I was aware when I made the PR that the parameters were probably not optimal for PM's use case, but my focus was on ensuring that the behaviour properly mirrored the PHP standard behaviour so that I didn't accidentally hurt performance. It appears I succeeded in that goal, and now it's time to do something about these issues.
Proposed solution
Several steps come to mind:
- Allow turning off the cycle GC entirely. PM by itself doesn't really need it (since it destroys all known cycles explicitly when objects are done with), and if plugin devs on servers are conscious of cycles, they may not need this expensive GC at all.
- Allow configuring GC parameters like the GC threshold step, GC starting buffer size, GC threshold increase trigger, etc.

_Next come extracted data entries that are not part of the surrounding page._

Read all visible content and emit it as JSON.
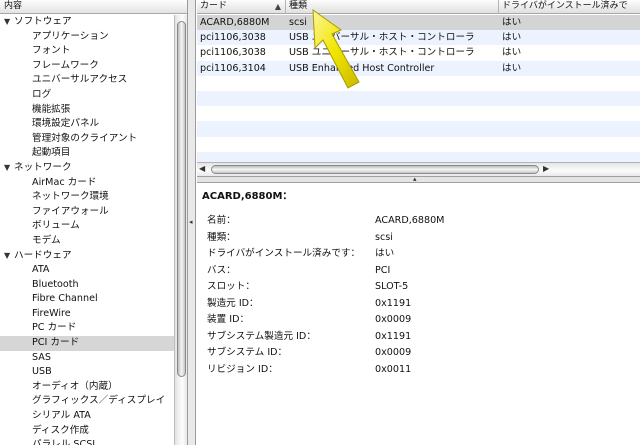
{
  "sidebar": {
    "header": "内容",
    "tree": [
      {
        "kind": "cat",
        "label": "ソフトウェア"
      },
      {
        "kind": "item",
        "label": "アプリケーション"
      },
      {
        "kind": "item",
        "label": "フォント"
      },
      {
        "kind": "item",
        "label": "フレームワーク"
      },
      {
        "kind": "item",
        "label": "ユニバーサルアクセス"
      },
      {
        "kind": "item",
        "label": "ログ"
      },
      {
        "kind": "item",
        "label": "機能拡張"
      },
      {
        "kind": "item",
        "label": "環境設定パネル"
      },
      {
        "kind": "item",
        "label": "管理対象のクライアント"
      },
      {
        "kind": "item",
        "label": "起動項目"
      },
      {
        "kind": "cat",
        "label": "ネットワーク"
      },
      {
        "kind": "item",
        "label": "AirMac カード"
      },
      {
        "kind": "item",
        "label": "ネットワーク環境"
      },
      {
        "kind": "item",
        "label": "ファイアウォール"
      },
      {
        "kind": "item",
        "label": "ボリューム"
      },
      {
        "kind": "item",
        "label": "モデム"
      },
      {
        "kind": "cat",
        "label": "ハードウェア"
      },
      {
        "kind": "item",
        "label": "ATA"
      },
      {
        "kind": "item",
        "label": "Bluetooth"
      },
      {
        "kind": "item",
        "label": "Fibre Channel"
      },
      {
        "kind": "item",
        "label": "FireWire"
      },
      {
        "kind": "item",
        "label": "PC カード"
      },
      {
        "kind": "item",
        "label": "PCI カード",
        "selected": true
      },
      {
        "kind": "item",
        "label": "SAS"
      },
      {
        "kind": "item",
        "label": "USB"
      },
      {
        "kind": "item",
        "label": "オーディオ（内蔵）"
      },
      {
        "kind": "item",
        "label": "グラフィックス／ディスプレイ"
      },
      {
        "kind": "item",
        "label": "シリアル ATA"
      },
      {
        "kind": "item",
        "label": "ディスク作成"
      },
      {
        "kind": "item",
        "label": "パラレル SCSI"
      }
    ]
  },
  "table": {
    "columns": [
      "カード",
      "種類",
      "ドライバがインストール済みで"
    ],
    "rows": [
      {
        "card": "ACARD,6880M",
        "type": "scsi",
        "driver": "はい",
        "selected": true
      },
      {
        "card": "pci1106,3038",
        "type": "USB ユニバーサル・ホスト・コントローラ",
        "driver": "はい"
      },
      {
        "card": "pci1106,3038",
        "type": "USB ユニバーサル・ホスト・コントローラ",
        "driver": "はい"
      },
      {
        "card": "pci1106,3104",
        "type": "USB Enhanced Host Controller",
        "driver": "はい"
      }
    ],
    "empty_rows": 6
  },
  "detail": {
    "title": "ACARD,6880M：",
    "fields": [
      {
        "label": "名前：",
        "value": "ACARD,6880M"
      },
      {
        "label": "種類：",
        "value": "scsi"
      },
      {
        "label": "ドライバがインストール済みです：",
        "value": "はい"
      },
      {
        "label": "バス：",
        "value": "PCI"
      },
      {
        "label": "スロット：",
        "value": "SLOT-5"
      },
      {
        "label": "製造元 ID：",
        "value": "0x1191"
      },
      {
        "label": "装置 ID：",
        "value": "0x0009"
      },
      {
        "label": "サブシステム製造元 ID：",
        "value": "0x1191"
      },
      {
        "label": "サブシステム ID：",
        "value": "0x0009"
      },
      {
        "label": "リビジョン ID：",
        "value": "0x0011"
      }
    ]
  },
  "icons": {
    "expanded": "triangle-down-icon",
    "sort": "sort-up-icon",
    "pointer": "yellow-arrow-annotation"
  },
  "colors": {
    "selection": "#d4d4d4",
    "stripe": "#edf3fe",
    "pointer": "#f2e600"
  }
}
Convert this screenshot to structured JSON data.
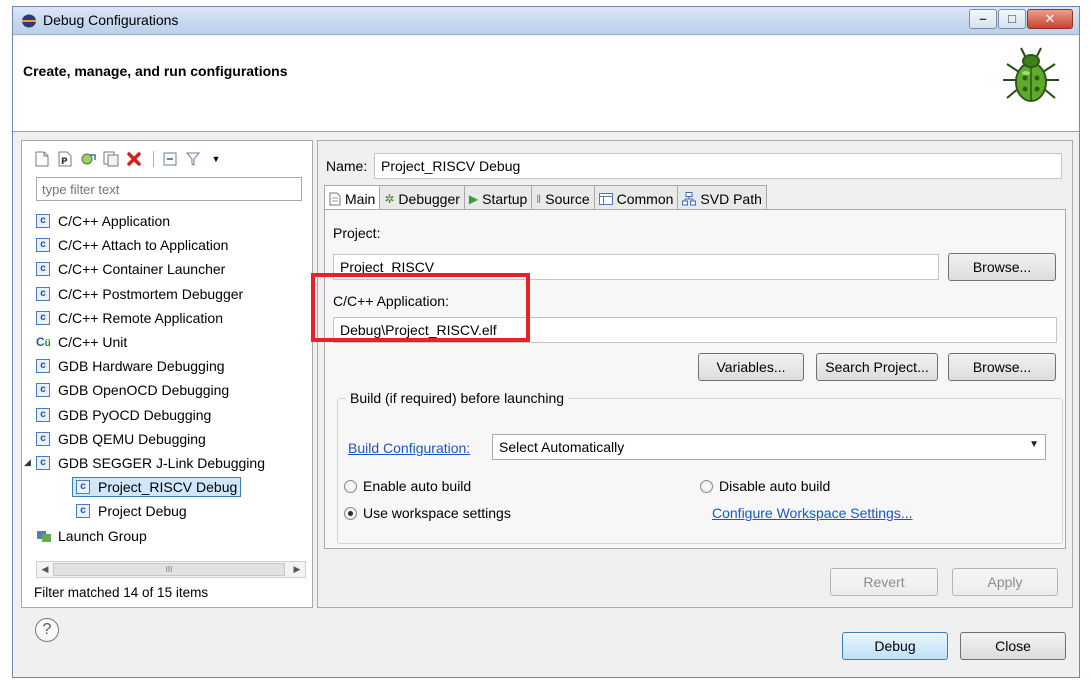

- Allow setting a minimum time between GC runs. Larger servers have found that the GC runs far too frequently and wastes lots of CPU time trying to collect long-lived objects like
ServerandPlayer. - Look at integrating something like ext-gcignore so we can stop the GC wasting time on expensive objects. This will significantly reduce the GC burden.
Alternative solutions or workarounds
No response
Would it be possible to make an extension that helps developers find the source of cycles
Unfortunately the GC doesn't give us much outward stats information, so it's difficult to see what types of objects it's spending time on. I only experimentally verified that Server, Player and World objects were wasting a lot of time. Getting more out of it would require modifications to php-src because that information isn't exposed.